Les solutions que vous préconisez sont-elles réalisables dans le cadre actuel des traités européens ?

Oui et non. Oui, parce que les traités ne sont jamais que l’expression d’une volonté politique. Prenons l’exemple de la politique fiscale. Elle est cruciale si on veut traiter des enjeux budgétaires, réorienter les comportements, etc. Or, les matières fiscales requièrent l’unanimité au niveau européen. On peut donc se dire qu’il serait plus simple de réviser les traités pour les faire relever d’une simple majorité. Pourtant si les chefs d’États et de gouvernement avaient la volonté politique d’agir maintenant, ils pourraient tout à fait le faire, comme certains ont décidé de le faire sur la taxe sur les transactions financières.
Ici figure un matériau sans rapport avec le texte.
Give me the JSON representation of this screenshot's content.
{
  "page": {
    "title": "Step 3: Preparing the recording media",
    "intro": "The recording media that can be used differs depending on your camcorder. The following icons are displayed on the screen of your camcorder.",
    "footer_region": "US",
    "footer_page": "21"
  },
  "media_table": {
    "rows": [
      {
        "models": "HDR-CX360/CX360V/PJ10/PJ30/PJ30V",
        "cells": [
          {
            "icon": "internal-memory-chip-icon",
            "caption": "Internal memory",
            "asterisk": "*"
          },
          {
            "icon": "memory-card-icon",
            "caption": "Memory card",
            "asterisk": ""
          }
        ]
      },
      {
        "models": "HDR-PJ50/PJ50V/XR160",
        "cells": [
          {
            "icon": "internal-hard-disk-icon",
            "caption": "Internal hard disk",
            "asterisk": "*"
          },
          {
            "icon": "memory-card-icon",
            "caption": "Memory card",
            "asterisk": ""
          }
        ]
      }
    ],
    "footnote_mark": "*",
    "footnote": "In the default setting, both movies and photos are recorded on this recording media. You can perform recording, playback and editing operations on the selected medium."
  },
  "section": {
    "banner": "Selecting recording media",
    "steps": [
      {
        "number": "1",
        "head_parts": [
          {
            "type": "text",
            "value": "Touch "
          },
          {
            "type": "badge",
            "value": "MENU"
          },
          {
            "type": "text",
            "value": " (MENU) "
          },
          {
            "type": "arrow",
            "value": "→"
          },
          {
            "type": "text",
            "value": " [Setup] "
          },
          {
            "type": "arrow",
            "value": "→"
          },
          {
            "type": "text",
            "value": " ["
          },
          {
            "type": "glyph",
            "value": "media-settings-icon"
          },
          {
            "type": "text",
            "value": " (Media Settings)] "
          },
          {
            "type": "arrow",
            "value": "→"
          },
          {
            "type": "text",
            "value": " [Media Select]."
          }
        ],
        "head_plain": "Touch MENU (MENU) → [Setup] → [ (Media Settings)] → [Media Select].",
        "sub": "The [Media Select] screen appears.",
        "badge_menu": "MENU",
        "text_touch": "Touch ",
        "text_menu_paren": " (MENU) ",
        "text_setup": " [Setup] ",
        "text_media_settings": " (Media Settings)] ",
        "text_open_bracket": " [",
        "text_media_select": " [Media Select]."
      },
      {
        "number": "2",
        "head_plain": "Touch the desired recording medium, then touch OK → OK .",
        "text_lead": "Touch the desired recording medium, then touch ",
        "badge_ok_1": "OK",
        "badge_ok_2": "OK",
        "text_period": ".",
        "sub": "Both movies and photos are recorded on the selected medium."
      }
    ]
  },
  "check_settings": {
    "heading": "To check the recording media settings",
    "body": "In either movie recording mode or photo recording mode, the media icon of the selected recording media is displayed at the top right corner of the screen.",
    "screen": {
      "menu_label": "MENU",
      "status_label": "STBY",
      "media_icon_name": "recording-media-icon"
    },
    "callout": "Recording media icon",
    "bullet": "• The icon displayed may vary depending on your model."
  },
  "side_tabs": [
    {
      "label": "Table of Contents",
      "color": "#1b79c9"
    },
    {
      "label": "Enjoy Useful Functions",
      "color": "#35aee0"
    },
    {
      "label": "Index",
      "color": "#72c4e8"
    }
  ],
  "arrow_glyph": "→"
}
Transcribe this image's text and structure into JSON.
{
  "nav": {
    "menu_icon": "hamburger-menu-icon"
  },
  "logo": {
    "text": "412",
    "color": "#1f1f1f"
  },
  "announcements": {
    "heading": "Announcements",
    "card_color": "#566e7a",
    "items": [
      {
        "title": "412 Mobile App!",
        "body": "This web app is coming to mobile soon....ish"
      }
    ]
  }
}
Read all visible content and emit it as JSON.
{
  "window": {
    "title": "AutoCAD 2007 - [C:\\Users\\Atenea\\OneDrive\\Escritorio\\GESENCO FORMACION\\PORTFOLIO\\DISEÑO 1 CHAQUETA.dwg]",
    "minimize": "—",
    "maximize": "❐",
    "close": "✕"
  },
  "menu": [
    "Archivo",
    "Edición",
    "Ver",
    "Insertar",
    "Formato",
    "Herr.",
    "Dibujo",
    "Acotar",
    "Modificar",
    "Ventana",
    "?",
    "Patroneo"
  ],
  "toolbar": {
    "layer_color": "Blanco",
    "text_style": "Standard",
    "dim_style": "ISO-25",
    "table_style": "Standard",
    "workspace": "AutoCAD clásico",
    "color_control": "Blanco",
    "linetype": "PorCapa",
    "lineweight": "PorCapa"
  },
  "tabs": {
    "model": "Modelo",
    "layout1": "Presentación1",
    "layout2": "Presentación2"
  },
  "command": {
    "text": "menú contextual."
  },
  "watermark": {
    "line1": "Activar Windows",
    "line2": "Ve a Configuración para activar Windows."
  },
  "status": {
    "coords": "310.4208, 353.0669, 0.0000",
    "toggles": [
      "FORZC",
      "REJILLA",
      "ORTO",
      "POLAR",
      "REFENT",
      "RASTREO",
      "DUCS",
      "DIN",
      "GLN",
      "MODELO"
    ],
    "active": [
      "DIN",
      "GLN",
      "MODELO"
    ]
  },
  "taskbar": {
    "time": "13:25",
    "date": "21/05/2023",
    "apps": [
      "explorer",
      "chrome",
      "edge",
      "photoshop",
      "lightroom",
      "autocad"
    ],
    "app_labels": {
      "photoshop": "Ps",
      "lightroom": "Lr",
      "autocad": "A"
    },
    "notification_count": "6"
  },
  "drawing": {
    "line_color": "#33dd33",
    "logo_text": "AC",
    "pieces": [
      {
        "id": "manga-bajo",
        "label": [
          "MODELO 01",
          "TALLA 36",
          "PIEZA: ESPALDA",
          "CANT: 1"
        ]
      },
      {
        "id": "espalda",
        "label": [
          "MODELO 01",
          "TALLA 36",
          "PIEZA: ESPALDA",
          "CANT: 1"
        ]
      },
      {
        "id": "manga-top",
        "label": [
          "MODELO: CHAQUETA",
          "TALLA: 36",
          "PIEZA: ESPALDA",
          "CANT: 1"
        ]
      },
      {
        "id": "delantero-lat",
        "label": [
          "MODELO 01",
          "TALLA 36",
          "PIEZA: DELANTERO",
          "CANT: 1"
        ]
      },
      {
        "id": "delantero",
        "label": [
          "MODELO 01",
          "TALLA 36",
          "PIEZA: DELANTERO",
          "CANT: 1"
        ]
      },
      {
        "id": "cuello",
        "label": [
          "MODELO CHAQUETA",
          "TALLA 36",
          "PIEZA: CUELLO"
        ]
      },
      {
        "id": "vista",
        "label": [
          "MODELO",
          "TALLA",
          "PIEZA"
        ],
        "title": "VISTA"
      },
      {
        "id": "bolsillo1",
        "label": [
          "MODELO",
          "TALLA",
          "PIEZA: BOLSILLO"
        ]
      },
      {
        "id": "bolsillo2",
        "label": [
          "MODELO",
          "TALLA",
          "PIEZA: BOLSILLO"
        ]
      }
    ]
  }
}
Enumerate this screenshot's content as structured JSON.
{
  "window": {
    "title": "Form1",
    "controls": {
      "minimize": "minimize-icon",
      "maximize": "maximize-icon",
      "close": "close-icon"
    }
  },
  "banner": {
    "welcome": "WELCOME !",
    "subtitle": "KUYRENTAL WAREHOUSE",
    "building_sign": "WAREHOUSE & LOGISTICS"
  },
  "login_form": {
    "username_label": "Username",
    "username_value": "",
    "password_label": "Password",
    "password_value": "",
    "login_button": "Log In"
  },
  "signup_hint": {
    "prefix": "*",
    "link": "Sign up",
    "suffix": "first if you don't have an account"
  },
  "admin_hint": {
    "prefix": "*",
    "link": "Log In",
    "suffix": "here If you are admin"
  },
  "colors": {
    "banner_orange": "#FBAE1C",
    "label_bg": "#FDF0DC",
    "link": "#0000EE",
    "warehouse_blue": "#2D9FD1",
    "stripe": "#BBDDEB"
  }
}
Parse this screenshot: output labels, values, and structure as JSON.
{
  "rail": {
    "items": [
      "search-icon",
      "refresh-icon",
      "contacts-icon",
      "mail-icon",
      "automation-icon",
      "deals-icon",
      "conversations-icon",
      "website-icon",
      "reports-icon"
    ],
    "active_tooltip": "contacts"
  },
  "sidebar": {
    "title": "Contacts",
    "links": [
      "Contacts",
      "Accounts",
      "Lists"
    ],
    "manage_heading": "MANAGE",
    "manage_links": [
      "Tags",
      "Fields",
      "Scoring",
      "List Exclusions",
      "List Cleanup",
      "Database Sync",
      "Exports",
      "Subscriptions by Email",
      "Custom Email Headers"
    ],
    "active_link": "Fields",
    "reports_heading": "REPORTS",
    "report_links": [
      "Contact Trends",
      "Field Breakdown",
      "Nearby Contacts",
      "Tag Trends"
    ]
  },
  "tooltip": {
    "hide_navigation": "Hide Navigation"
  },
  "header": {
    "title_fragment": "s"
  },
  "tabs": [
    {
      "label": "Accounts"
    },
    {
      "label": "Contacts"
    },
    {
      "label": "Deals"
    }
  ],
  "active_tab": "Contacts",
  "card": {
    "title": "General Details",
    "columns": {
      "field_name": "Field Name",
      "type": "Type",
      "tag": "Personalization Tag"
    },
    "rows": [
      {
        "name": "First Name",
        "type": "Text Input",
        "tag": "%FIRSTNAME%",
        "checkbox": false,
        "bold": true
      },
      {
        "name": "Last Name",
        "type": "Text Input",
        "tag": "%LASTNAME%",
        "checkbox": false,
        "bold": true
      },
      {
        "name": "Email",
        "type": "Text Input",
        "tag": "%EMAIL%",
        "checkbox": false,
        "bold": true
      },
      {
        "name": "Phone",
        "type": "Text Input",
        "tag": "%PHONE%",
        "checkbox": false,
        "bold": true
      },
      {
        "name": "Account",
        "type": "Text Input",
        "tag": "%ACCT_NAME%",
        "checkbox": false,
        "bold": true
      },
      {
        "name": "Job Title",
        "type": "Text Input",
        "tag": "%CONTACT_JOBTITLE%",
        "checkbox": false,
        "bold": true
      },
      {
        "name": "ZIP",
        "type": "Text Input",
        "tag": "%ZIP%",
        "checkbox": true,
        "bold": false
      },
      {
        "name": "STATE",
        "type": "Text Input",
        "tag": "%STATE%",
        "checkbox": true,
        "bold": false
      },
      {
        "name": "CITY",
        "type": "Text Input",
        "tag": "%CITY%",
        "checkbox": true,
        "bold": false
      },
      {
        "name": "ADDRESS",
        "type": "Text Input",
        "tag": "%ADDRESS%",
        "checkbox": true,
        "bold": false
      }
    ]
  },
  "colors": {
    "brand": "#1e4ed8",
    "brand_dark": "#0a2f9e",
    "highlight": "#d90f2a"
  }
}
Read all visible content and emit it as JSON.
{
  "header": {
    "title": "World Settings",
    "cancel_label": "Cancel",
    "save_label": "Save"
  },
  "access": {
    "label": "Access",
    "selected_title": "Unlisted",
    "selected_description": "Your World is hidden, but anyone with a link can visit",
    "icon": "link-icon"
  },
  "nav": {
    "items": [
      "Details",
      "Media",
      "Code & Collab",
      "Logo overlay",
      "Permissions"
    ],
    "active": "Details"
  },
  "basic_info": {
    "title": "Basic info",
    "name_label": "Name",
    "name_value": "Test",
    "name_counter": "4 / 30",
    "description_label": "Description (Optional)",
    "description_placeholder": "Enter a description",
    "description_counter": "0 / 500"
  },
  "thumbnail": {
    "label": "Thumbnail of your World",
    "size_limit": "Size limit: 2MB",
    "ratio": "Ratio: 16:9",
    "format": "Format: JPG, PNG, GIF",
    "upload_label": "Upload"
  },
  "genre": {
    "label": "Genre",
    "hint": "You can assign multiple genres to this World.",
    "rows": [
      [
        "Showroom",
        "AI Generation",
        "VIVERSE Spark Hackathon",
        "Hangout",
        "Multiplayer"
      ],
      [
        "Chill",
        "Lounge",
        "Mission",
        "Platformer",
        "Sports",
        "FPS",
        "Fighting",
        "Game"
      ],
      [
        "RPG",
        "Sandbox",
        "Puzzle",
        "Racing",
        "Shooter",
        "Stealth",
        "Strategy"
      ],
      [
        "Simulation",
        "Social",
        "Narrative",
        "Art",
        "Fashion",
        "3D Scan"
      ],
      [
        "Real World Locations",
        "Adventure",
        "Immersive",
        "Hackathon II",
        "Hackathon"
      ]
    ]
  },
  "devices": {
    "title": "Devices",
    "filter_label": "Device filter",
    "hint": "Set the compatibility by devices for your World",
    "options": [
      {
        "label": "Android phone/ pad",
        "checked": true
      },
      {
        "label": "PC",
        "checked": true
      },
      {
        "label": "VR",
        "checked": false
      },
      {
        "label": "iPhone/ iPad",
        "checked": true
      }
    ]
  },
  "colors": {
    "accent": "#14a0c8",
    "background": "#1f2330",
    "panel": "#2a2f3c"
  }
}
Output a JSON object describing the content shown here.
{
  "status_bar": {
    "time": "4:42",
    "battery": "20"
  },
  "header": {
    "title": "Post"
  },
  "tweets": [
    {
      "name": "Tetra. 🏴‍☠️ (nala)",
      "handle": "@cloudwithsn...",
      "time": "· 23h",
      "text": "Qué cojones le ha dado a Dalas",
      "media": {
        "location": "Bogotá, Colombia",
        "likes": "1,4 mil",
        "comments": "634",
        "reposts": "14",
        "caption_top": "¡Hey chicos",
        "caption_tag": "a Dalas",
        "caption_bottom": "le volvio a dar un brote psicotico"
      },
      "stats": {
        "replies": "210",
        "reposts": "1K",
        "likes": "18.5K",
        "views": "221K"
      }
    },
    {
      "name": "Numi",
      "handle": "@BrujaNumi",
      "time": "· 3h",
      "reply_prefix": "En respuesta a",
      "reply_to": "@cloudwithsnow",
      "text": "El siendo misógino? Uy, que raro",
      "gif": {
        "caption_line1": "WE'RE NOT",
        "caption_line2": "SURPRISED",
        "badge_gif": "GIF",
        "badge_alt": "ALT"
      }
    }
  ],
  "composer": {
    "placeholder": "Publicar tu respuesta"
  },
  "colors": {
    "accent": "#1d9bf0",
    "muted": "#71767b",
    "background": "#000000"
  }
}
Pour moi, c’est donc un problème politique avant d’être un problème institutionnel.

 

Si l’on veut changer les traités, il faut aussi et surtout changer le centre de gravité politique en Europe. Cela étant, une majorité politique alternative qui arriverait au pouvoir dans un seul pays d’Europe se heurterait vite aux contraintes institutionnelles européennes qui permettent par exemple la compétition fiscale entre États membres. Les aspects politique et institutionnel doivent donc nécessairement aller de pair.

 

Pour conclure, quel est votre avis en tant qu’écologiste sur la stratégie – ou l’absence de stratégie – industrielle en Europe ?

Pour nous la stratégie européenne doit viser à faire de l’UE le leader mondial dans tout ce qui permet d’avoir une vie digne, tout en respectant les limites de la planète. Or, il y a deux façons de voir la politique industrielle. Celle de la Commission et de la plupart des États membres, qui consiste à dire que tout ce qui met en péril les business models de nos industries actuelles doit être activement combattu. Et celle, que nous préconisons et qui consiste à dire qu’il faut au contraire mettre de la pression dans le système parce que cela stimule l’innovation. Pour nous, le fait de se doter d’objectifs ambitieux d’un point de vue social et environnemental est crucial pour l’avenir de l’industrie européenne. C’est le plus sûr moyen de garantir à terme la viabilité de nos filières industrielles. À l’inverse, encourager les rentes de situations ou dépenser des milliards dans des combats d’arrière-garde est un véritable suicide industriel et économique. Nous devrions préparer l’avenir dès maintenant, mais ce n’est malheureusement pas la direction qui est prise.